Demonstrate the use of the move-constructor in C++ to avoid memory 
copies when one member of the class is a std::vector.

(no issue with LF) and on

Provide some suggestions on how to sanitise user inputs stored in strings in C++ in a way that they can be safely stored in JSON objects without resulting in parsing errors due to improperly escaped special characters.

Which generates C++ code with quotation marks and does not result in errors during follow-up queries anymore.

2 Likes

Thank you @Tony for the detailed info and the fixes! Do you have some reference documentation to compile hailo-ollama? I would like to try your workaround, because Open WebUI is not usable without fixing the issue…

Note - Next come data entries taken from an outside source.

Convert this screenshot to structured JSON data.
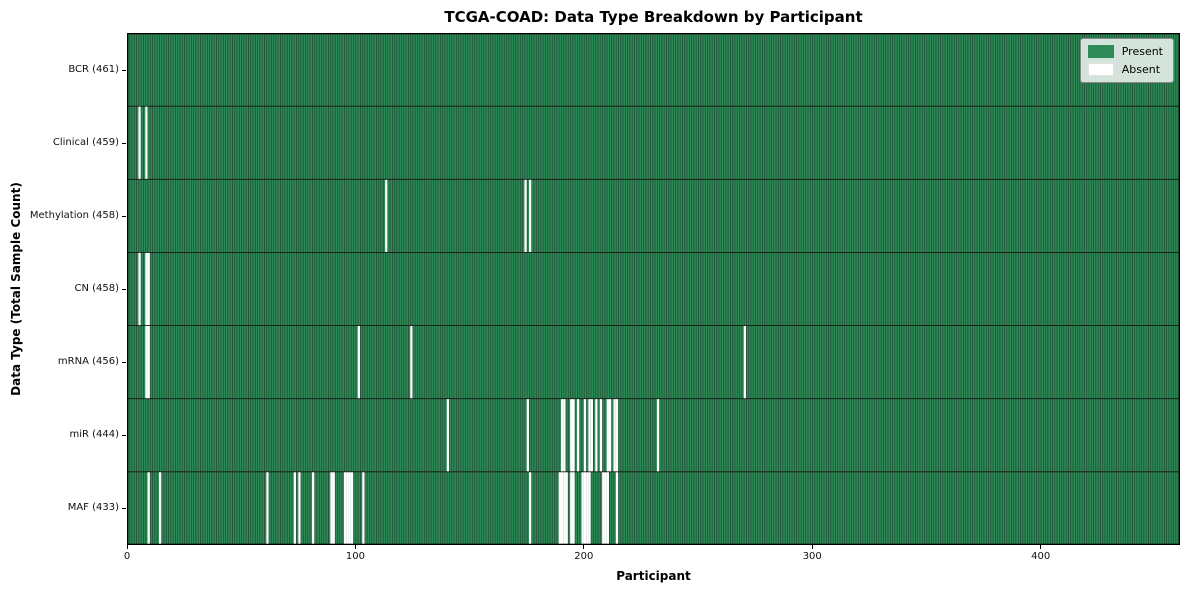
{
  "chart_data": {
    "type": "heatmap",
    "title": "TCGA-COAD: Data Type Breakdown by Participant",
    "xlabel": "Participant",
    "ylabel": "Data Type (Total Sample Count)",
    "legend_labels": [
      "Present",
      "Absent"
    ],
    "legend_position": "upper right",
    "x_ticks": [
      0,
      100,
      200,
      300,
      400
    ],
    "xlim": [
      0,
      461
    ],
    "n_participants": 461,
    "present_color": "#2e8b57",
    "absent_color": "#ffffff",
    "cell_edge_color": "#1c4630",
    "row_border_color": "#151515",
    "plot_border_color": "#000000",
    "rows": [
      {
        "label": "BCR (461)",
        "data_type": "BCR",
        "total": 461,
        "absent_participants": []
      },
      {
        "label": "Clinical (459)",
        "data_type": "Clinical",
        "total": 459,
        "absent_participants": [
          5,
          8
        ]
      },
      {
        "label": "Methylation (458)",
        "data_type": "Methylation",
        "total": 458,
        "absent_participants": [
          113,
          174,
          176
        ]
      },
      {
        "label": "CN (458)",
        "data_type": "CN",
        "total": 458,
        "absent_participants": [
          5,
          8,
          9
        ]
      },
      {
        "label": "mRNA (456)",
        "data_type": "mRNA",
        "total": 456,
        "absent_participants": [
          8,
          9,
          101,
          124,
          270
        ]
      },
      {
        "label": "miR (444)",
        "data_type": "miR",
        "total": 444,
        "absent_participants": [
          140,
          175,
          190,
          191,
          194,
          195,
          197,
          200,
          202,
          203,
          205,
          207,
          210,
          211,
          213,
          214,
          232
        ]
      },
      {
        "label": "MAF (433)",
        "data_type": "MAF",
        "total": 433,
        "absent_participants": [
          9,
          14,
          61,
          73,
          75,
          81,
          89,
          90,
          95,
          96,
          97,
          98,
          103,
          176,
          189,
          190,
          191,
          192,
          194,
          195,
          199,
          200,
          201,
          202,
          208,
          209,
          210,
          214
        ]
      }
    ]
  }
}
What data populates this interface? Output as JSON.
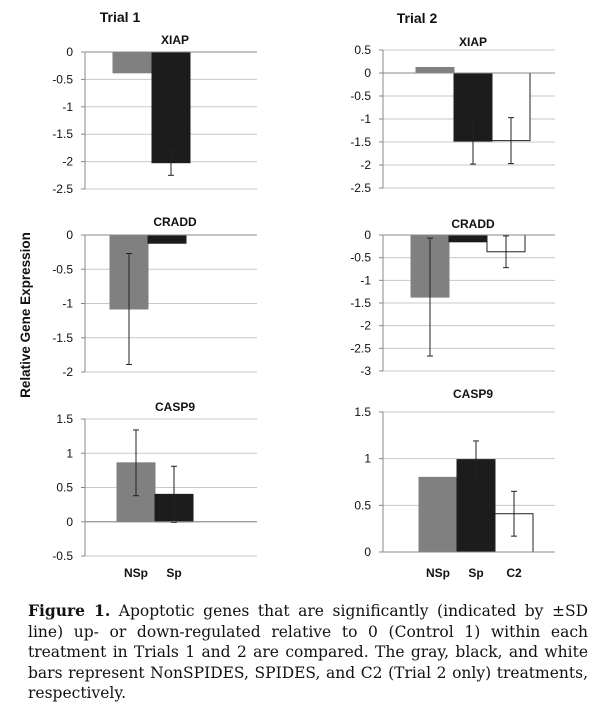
{
  "figure": {
    "trial1_title": "Trial 1",
    "trial2_title": "Trial 2",
    "ylabel": "Relative Gene Expression",
    "treatments": [
      {
        "name": "NonSPIDES",
        "color": "#808080",
        "stroke": "#808080"
      },
      {
        "name": "SPIDES",
        "color": "#1c1c1c",
        "stroke": "#1c1c1c"
      },
      {
        "name": "C2",
        "color": "#ffffff",
        "stroke": "#222222"
      }
    ]
  },
  "chart_data": [
    {
      "type": "bar",
      "trial": "Trial 1",
      "gene": "XIAP",
      "title": "XIAP",
      "ylim": [
        -2.5,
        0
      ],
      "yticks": [
        0,
        -0.5,
        -1,
        -1.5,
        -2,
        -2.5
      ],
      "tick_labels": [
        "0",
        "-0.5",
        "-1",
        "-1.5",
        "-2",
        "-2.5"
      ],
      "categories": [],
      "grid": true,
      "bars": [
        {
          "treatment": "NonSPIDES",
          "value": -0.38,
          "sd": null
        },
        {
          "treatment": "SPIDES",
          "value": -2.02,
          "sd": 0.23
        }
      ]
    },
    {
      "type": "bar",
      "trial": "Trial 2",
      "gene": "XIAP",
      "title": "XIAP",
      "ylim": [
        -2.5,
        0.5
      ],
      "yticks": [
        0.5,
        0,
        -0.5,
        -1,
        -1.5,
        -2,
        -2.5
      ],
      "tick_labels": [
        "0.5",
        "0",
        "-0.5",
        "-1",
        "-1.5",
        "-2",
        "-2.5"
      ],
      "categories": [],
      "grid": true,
      "bars": [
        {
          "treatment": "NonSPIDES",
          "value": 0.12,
          "sd": null
        },
        {
          "treatment": "SPIDES",
          "value": -1.48,
          "sd": 0.5
        },
        {
          "treatment": "C2",
          "value": -1.47,
          "sd": 0.5
        }
      ]
    },
    {
      "type": "bar",
      "trial": "Trial 1",
      "gene": "CRADD",
      "title": "CRADD",
      "ylim": [
        -2,
        0
      ],
      "yticks": [
        0,
        -0.5,
        -1,
        -1.5,
        -2
      ],
      "tick_labels": [
        "0",
        "-0.5",
        "-1",
        "-1.5",
        "-2"
      ],
      "categories": [],
      "grid": true,
      "bars": [
        {
          "treatment": "NonSPIDES",
          "value": -1.08,
          "sd": 0.81
        },
        {
          "treatment": "SPIDES",
          "value": -0.12,
          "sd": null
        }
      ]
    },
    {
      "type": "bar",
      "trial": "Trial 2",
      "gene": "CRADD",
      "title": "CRADD",
      "ylim": [
        -3,
        0
      ],
      "yticks": [
        0,
        -0.5,
        -1,
        -1.5,
        -2,
        -2.5,
        -3
      ],
      "tick_labels": [
        "0",
        "-0.5",
        "-1",
        "-1.5",
        "-2",
        "-2.5",
        "-3"
      ],
      "categories": [],
      "grid": true,
      "bars": [
        {
          "treatment": "NonSPIDES",
          "value": -1.37,
          "sd": 1.3
        },
        {
          "treatment": "SPIDES",
          "value": -0.15,
          "sd": null
        },
        {
          "treatment": "C2",
          "value": -0.37,
          "sd": 0.35
        }
      ]
    },
    {
      "type": "bar",
      "trial": "Trial 1",
      "gene": "CASP9",
      "title": "CASP9",
      "ylim": [
        -0.5,
        1.5
      ],
      "yticks": [
        1.5,
        1,
        0.5,
        0,
        -0.5
      ],
      "tick_labels": [
        "1.5",
        "1",
        "0.5",
        "0",
        "-0.5"
      ],
      "categories": [
        "NSp",
        "Sp"
      ],
      "grid": true,
      "bars": [
        {
          "treatment": "NonSPIDES",
          "value": 0.86,
          "sd": 0.48
        },
        {
          "treatment": "SPIDES",
          "value": 0.4,
          "sd": 0.41
        }
      ]
    },
    {
      "type": "bar",
      "trial": "Trial 2",
      "gene": "CASP9",
      "title": "CASP9",
      "ylim": [
        0,
        1.5
      ],
      "yticks": [
        1.5,
        1,
        0.5,
        0
      ],
      "tick_labels": [
        "1.5",
        "1",
        "0.5",
        "0"
      ],
      "categories": [
        "NSp",
        "Sp",
        "C2"
      ],
      "grid": true,
      "bars": [
        {
          "treatment": "NonSPIDES",
          "value": 0.8,
          "sd": null
        },
        {
          "treatment": "SPIDES",
          "value": 0.99,
          "sd": 0.2
        },
        {
          "treatment": "C2",
          "value": 0.41,
          "sd": 0.24
        }
      ]
    }
  ],
  "caption": {
    "label": "Figure 1.",
    "text": " Apoptotic genes that are significantly (indicated by ±SD line) up- or down-regulated relative to 0 (Control 1) within each treatment in Trials 1 and 2 are compared. The gray, black, and white bars represent NonSPIDES, SPIDES, and C2 (Trial 2 only) treatments, respectively."
  }
}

I’m following the steps described in the Readme for the “Build from source” installation method

I’m installing to /home/<username>/bin/hailo-ollama (e.g. -DCMAKE_PREFIX_PATH=/home/user/bin/hailo-ollama) s.t. it does not conflict with the version installed via the package manager. I’m configuring the build not via plain CMake but via the terminal user interface ccmake for my own convenience.

Since the build defaults to using static libraries for its dependencies the installed hailo-ollama can be run without further modifications via /home/user/bin/hailo-ollama/bin/hailo-ollama. But in my case this fails because the of some improper access permissions.
Since I did not track those down yet I’m just running it as superuser via
sudo /home/user/bin/hailo-ollama/bin/hailo-ollama

Thank you!, I will give it a try. It would be great if HAILO (@Michael) released a new version soon fixing this.

1 Like

Ok, I couldn’t make it work with your snipped in option 1 @Tony , because I’d still had issues with new lines:


HailoRT] [error] Failed to render prompt from JSON strings: [json.exception.parse_error.101] parse error at line 2, column 0: syntax error while parsing value - invalid string: control character U+000A (LF) must be escaped to \u000A or \n; last read: ‘"### Task:<U+000A>’

[HailoRT] [error] CHECK_SUCCESS failed with status=HAILO_INTERNAL_FAILURE(8)

So, I asked Gemini and gave me another similar approach that worked fine for me:

generation_context.cpp

// — START SANITIZE HOTFIX —
for(size_t idx = 0; idx < messages_to_send.size(); ++idx) {
    std::string& str = messages_to_send\[idx\];    

    // Scape real line breaks (LF / U+000A)
    size_t pos = 0;

    while ((pos = str.find('\\n', pos)) != std::string::npos) {
        str.replace(pos, 1, "\\\\n");
        pos += 2; // Advance 2 positions to avoid re-evaluating the new escaped '\\n'
    }

    // Escape carriage returns (CR / U+000D) for additional security
    pos = 0;
    while ((pos = str.find('\\r', pos)) != std::string::npos) {
        str.replace(pos, 1, "\\\\r");
        pos += 2;
    }
}
// --- END SANITIZE HOTFIX ---

// Generate using the messages

auto generator_completion = (\*m_llm)->generate(params.generator_params, messages_to_send).expect("Failed to generate");

As I noted: option 1 is not particularly preferable since it modifies the strings via regex. This makes it error-prone. Option 2 using the dedicated JSON library already included by the code is preferable.
The following is the fix that I’m currently running with

1 Like

Thanks @Tony , the fix works fine and there are no issues any more with line breaks.

How do you deal with 2048 tokens context limitation of hailo-ollama models in OWUI 0.9.5 with long chats?

1 Like

Glad I could help!

Unfortunately I haven’t managed to get that big of a chat going yet so I can’t say much about this. My current goal is to use OWUI as an interface between OpenCode and hailo-ollama and try this for agentic coding.

As far as I recall from either some forum post here or GitHub specifications of the models, the context length is fixed per model and can’t be modified.